— Вот понимаешь, — жаловался он, — на письма я, конечно, отвечаю и тоже с помощью писем делаю кое-что по просьбам избирателей, но ведь этого мало. Я привык сам говорить с людьми о их нуждах. С юношеских лет привычка…
Да, Михаил Васильевич, член партии с 1918 года, в юношеском возрасте был не только свидетелем становления советской власти на селе, но и активным участником событий. Жизнь народа диктовала ему сокровенные строки стихов, и его очень мучил вынужденный, из-за болезни, отрыв от своих земляков-избирателей. Зато с каким интересом и нежностью он рассказывал о поездке со своим другом Александром Трифоновичем Твардовским в родную Глотовку. Он как бы оживал при этом, и лицо его светлело, когда он вспоминал о добрых переменах в родном селе.
А выезжать ему в последние годы было все труднее, разве что удавалось иногда побывать в своем деревянном домике во Внукове. Так хотелось посетить родные места, вспомнить юность, хотелось проведать близкую его сердцу Белоруссию, куда настойчиво приглашали друзья. Он радовался, когда удавалось осуществить свой замысел. Однажды он написал мне:
«А ответить вовремя на твое письмо я просто не успел: соблазнили нас поехать в Ленинград, где мы и прожили некоторое время. В частности, были мы у Саши Прокофьева на даче, ночевали там, ездили на озеро Красавица. Антонина Ивановна ездила смотреть Корабельную рощу, которую посадил еще Петр Великий. Одним словом, все было хорошо. Плохо только то, что, как еще раз подтвердил ленинградский опыт, ездить мне стало трудно. Да и с глазами моими творится что-то такое, что часто становится страшновато за те остатки зрения, которые у меня еще сохранились».
Но больной поэт не сдавался. Он продолжал работать, и, хотя изредка, в печати появлялись его стихи, статьи и переводы. Он отобрал лучшее, наиболее важное, созданное им за творческие годы, и составил четырехтомник избранных произведений, который вышел в издательстве «Художественная литература». Много и увлеченно работал он и над автобиографической повестью «На Ельнинской земле» — повестью о своей юности. Как он радовался, что завершил первую часть! Но продолжить написанное ему уже не пришлось…
Наверное, он предчувствовал неизбежное, хотя никогда не говорил об этом.

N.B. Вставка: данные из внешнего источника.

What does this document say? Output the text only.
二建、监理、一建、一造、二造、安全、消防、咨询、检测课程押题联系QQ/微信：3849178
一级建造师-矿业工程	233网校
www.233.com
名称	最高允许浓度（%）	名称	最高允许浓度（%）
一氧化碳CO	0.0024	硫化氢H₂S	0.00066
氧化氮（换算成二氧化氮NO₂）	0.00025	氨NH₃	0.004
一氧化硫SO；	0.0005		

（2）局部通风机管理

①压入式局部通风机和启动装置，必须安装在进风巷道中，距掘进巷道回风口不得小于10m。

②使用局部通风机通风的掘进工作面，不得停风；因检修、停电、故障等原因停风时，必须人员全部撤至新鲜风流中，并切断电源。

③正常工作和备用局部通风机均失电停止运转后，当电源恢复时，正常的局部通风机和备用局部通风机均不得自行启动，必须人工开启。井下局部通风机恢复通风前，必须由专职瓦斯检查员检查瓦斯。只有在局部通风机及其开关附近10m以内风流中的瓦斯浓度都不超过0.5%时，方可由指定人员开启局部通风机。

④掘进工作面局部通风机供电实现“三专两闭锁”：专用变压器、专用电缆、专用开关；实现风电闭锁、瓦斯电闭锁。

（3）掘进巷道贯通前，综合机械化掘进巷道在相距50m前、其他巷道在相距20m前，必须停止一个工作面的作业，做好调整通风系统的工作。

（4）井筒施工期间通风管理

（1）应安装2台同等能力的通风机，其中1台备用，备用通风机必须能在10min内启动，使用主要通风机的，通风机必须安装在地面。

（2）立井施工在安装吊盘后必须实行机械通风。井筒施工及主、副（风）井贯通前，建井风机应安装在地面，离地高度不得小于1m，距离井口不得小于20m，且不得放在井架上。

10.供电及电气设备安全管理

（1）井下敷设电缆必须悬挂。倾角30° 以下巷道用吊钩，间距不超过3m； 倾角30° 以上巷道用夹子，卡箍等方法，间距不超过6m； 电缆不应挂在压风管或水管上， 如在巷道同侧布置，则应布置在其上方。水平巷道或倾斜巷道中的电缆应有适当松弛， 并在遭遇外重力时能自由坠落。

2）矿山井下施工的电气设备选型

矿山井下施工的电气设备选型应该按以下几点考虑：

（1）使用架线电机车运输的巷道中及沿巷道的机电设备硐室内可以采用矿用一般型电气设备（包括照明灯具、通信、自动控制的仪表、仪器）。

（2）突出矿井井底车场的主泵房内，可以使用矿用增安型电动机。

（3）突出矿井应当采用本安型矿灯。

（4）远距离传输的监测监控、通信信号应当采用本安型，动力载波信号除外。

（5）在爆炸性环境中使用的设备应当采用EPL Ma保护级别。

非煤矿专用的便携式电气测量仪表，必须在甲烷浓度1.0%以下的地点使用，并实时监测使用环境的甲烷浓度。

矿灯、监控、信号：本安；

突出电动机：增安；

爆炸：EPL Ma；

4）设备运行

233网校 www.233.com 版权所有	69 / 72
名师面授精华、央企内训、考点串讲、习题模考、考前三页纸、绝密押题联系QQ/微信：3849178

Только жаловался, что из-за болезни позвоночника сидя уже работать не может. А не работать тоже не мог и поэтому собирался заказать какую-то подставку, чтобы писать лежа. Однажды я приехал к Исаковскому и застал Михаила Васильевича и Антонину Ивановну необычайно оживленными. Михаил Васильевич был «парадно» одет, чисто выбрит, весь какой-то подтянутый, да и Антонина Ивановна принарядилась. Все объяснилось, когда появился фотограф Кочнев. Михаил Васильевич сказал:
— Я ведь знал, что ты придешь сегодня, и потому попросил товарища зайти… Давай поснимаемся на память…
Сказано это было полушутливо, но с ноткой затаенной грусти.

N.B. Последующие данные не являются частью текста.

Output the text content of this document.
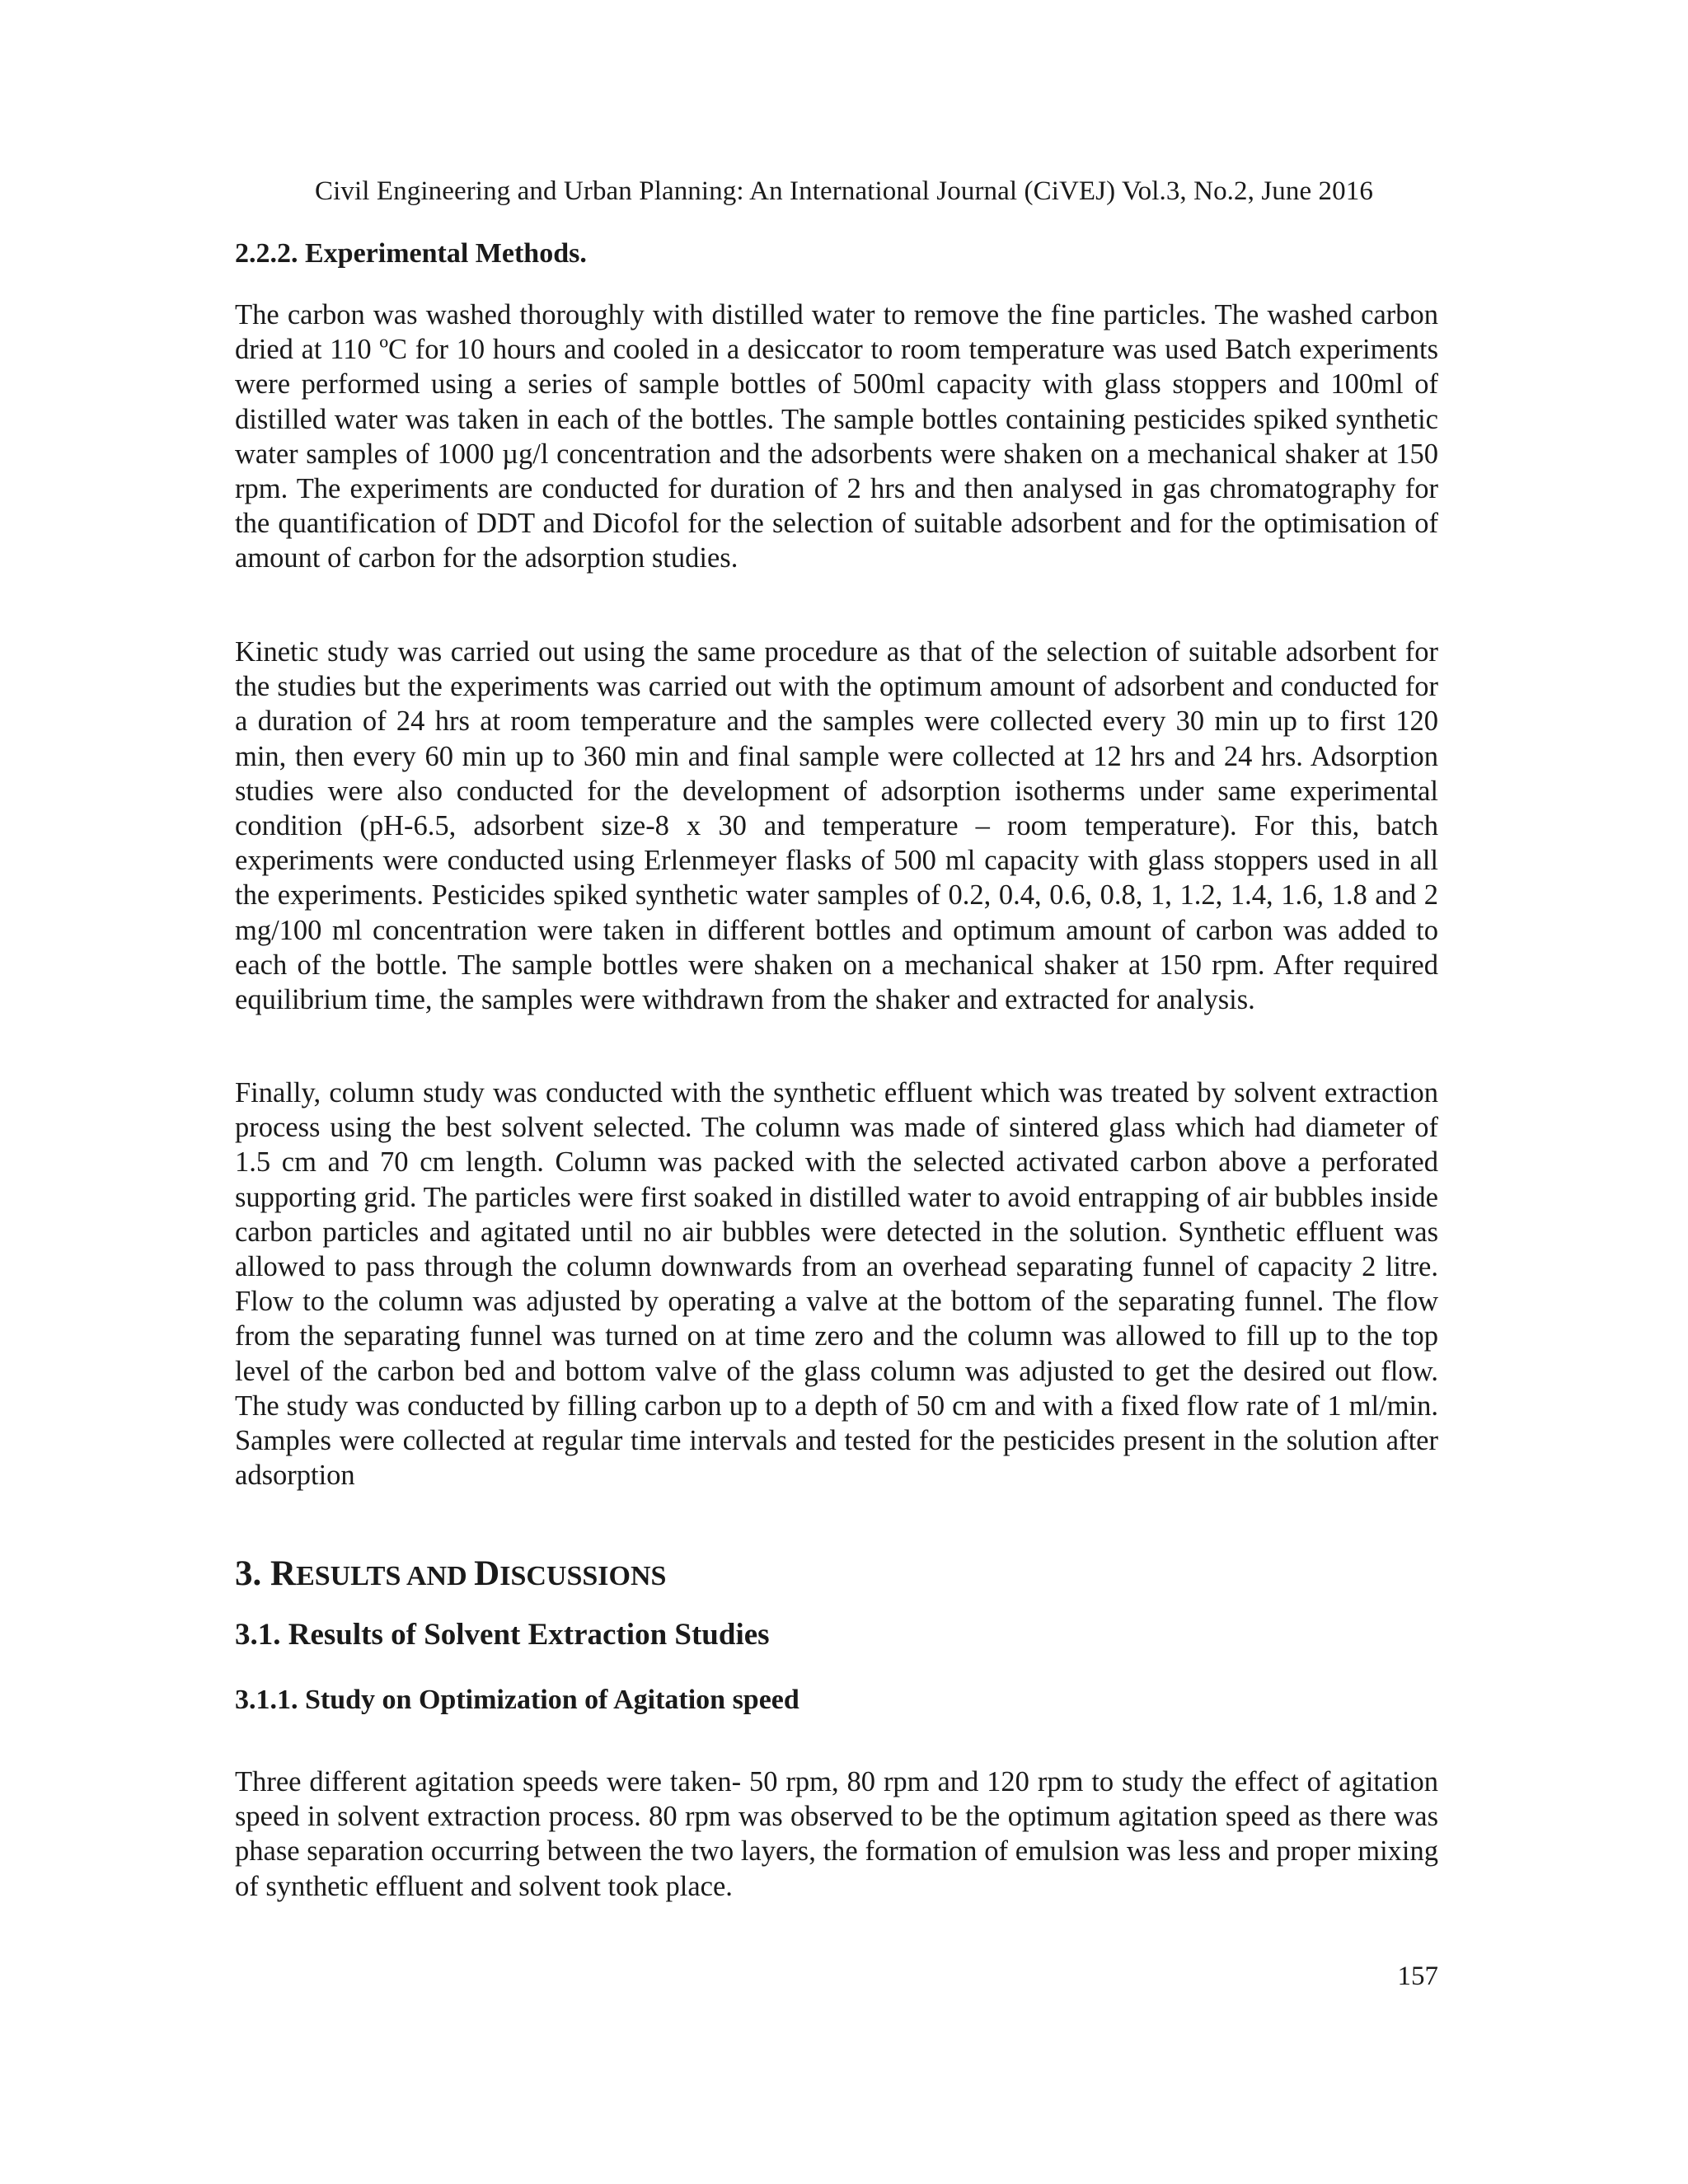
Civil Engineering and Urban Planning: An International Journal (CiVEJ) Vol.3, No.2, June 2016

2.2.2. Experimental Methods.

The carbon was washed thoroughly with distilled water to remove the fine particles. The washed carbon dried at 110 ºC for 10 hours and cooled in a desiccator to room temperature was used Batch experiments were performed using a series of sample bottles of 500ml capacity with glass stoppers and 100ml of distilled water was taken in each of the bottles. The sample bottles containing pesticides spiked synthetic water samples of 1000 µg/l concentration and the adsorbents were shaken on a mechanical shaker at 150 rpm. The experiments are conducted for duration of 2 hrs and then analysed in gas chromatography for the quantification of DDT and Dicofol for the selection of suitable adsorbent and for the optimisation of amount of carbon for the adsorption studies.

Kinetic study was carried out using the same procedure as that of the selection of suitable adsorbent for the studies but the experiments was carried out with the optimum amount of adsorbent and conducted for a duration of 24 hrs at room temperature and the samples were collected every 30 min up to first 120 min, then every 60 min up to 360 min and final sample were collected at 12 hrs and 24 hrs. Adsorption studies were also conducted for the development of adsorption isotherms under same experimental condition (pH-6.5, adsorbent size-8 x 30 and temperature – room temperature). For this, batch experiments were conducted using Erlenmeyer flasks of 500 ml capacity with glass stoppers used in all the experiments. Pesticides spiked synthetic water samples of 0.2, 0.4, 0.6, 0.8, 1, 1.2, 1.4, 1.6, 1.8 and 2 mg/100 ml concentration were taken in different bottles and optimum amount of carbon was added to each of the bottle. The sample bottles were shaken on a mechanical shaker at 150 rpm. After required equilibrium time, the samples were withdrawn from the shaker and extracted for analysis.

Finally, column study was conducted with the synthetic effluent which was treated by solvent extraction process using the best solvent selected. The column was made of sintered glass which had diameter of 1.5 cm and 70 cm length. Column was packed with the selected activated carbon above a perforated supporting grid. The particles were first soaked in distilled water to avoid entrapping of air bubbles inside carbon particles and agitated until no air bubbles were detected in the solution. Synthetic effluent was allowed to pass through the column downwards from an overhead separating funnel of capacity 2 litre. Flow to the column was adjusted by operating a valve at the bottom of the separating funnel. The flow from the separating funnel was turned on at time zero and the column was allowed to fill up to the top level of the carbon bed and bottom valve of the glass column was adjusted to get the desired out flow. The study was conducted by filling carbon up to a depth of 50 cm and with a fixed flow rate of 1 ml/min. Samples were collected at regular time intervals and tested for the pesticides present in the solution after adsorption

3. RESULTS AND DISCUSSIONS

3.1. Results of Solvent Extraction Studies

3.1.1. Study on Optimization of Agitation speed

Three different agitation speeds were taken- 50 rpm, 80 rpm and 120 rpm to study the effect of agitation speed in solvent extraction process. 80 rpm was observed to be the optimum agitation speed as there was phase separation occurring between the two layers, the formation of emulsion was less and proper mixing of synthetic effluent and solvent took place.

157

Фотограф сделал много снимков и Михаила Васильевича одного, и с Антониной Ивановной, и со мной.
Тот вечер запомнился еще одним знаменательным событием. По телевидению шла интересная передача, посвященная Александру Твардовскому. Говорилось в ней и о верной, сердечной дружбе двух больших поэтов-смолян.
Я следил за передачей и время от времени посматривал на Михаила Васильевича. Он жадно через свои большие очки всматривался в экран, внимательно слушал, боясь пропустить хотя бы слово, и временами вздыхал… Вся жизнь, очевидно, проносилась в эти минуты перед ним.

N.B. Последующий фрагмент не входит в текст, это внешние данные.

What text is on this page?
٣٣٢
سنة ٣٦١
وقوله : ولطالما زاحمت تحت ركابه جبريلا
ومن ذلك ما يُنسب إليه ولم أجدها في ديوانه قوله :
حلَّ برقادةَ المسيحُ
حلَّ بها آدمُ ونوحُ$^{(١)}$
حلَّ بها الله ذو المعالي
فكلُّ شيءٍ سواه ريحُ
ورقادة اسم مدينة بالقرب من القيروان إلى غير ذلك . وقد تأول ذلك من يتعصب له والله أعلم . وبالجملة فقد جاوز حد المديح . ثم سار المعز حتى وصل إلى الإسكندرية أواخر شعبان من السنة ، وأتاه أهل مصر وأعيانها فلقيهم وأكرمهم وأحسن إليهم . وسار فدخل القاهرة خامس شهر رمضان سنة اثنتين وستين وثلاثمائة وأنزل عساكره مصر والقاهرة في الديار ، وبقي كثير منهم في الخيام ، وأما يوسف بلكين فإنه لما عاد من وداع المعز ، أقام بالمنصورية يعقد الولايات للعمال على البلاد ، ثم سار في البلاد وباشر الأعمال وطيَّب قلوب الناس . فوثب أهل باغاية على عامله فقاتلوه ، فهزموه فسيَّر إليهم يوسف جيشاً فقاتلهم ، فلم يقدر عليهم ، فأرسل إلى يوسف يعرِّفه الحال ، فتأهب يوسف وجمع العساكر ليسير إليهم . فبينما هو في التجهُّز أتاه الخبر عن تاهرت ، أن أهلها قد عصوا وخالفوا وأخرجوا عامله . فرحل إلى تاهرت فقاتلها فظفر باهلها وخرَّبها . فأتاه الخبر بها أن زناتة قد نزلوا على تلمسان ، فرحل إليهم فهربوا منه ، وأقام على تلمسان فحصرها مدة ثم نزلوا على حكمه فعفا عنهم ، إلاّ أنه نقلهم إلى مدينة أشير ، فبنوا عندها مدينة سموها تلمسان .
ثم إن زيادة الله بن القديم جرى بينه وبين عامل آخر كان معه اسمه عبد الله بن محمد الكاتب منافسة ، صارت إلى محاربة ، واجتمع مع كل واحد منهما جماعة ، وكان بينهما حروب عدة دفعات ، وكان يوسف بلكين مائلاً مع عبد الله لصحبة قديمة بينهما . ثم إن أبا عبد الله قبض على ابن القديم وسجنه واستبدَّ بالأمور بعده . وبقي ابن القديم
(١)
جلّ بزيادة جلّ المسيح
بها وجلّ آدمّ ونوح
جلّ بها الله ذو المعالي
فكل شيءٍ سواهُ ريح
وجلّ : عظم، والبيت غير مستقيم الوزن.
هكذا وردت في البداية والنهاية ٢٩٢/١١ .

Когда передача окончилась, он как бы встрепенулся и начал рассказывать о том хорошем, что ему довелось пережить вместе со своим другом. Я воспользовался тем, что разговор шел об Александре Трифоновиче, и попросил Михаила Васильевича послушать написанные мною воспоминания о Твардовском. Михаил Васильевич внимательно прослушал, сделал пару дельных замечаний, а потом с грустью добавил:
— Воспоминания, воспоминания… Вот и они пришли к нам.
Примерно через месяц, будучи в Москве, я позвонил Михаилу Васильевичу. К телефону подошла Антонина Ивановна и скорбно сказала, что он уже не встает и очень плохо себя чувствует. Просила прийти.
С тяжелой душой шел я в этот раз к ним на Большую Бронную. Когда Антонина Ивановна отворила дверь и я увидел ее заплаканные глаза, я понял, что положение больного тревожное. Михаил Васильевич лежал на постели в своем кабинете. Сердце мое упало. Он был почти в бессознательном состоянии, временами будто просыпался, говорил несколько слов и снова впадал в забытье.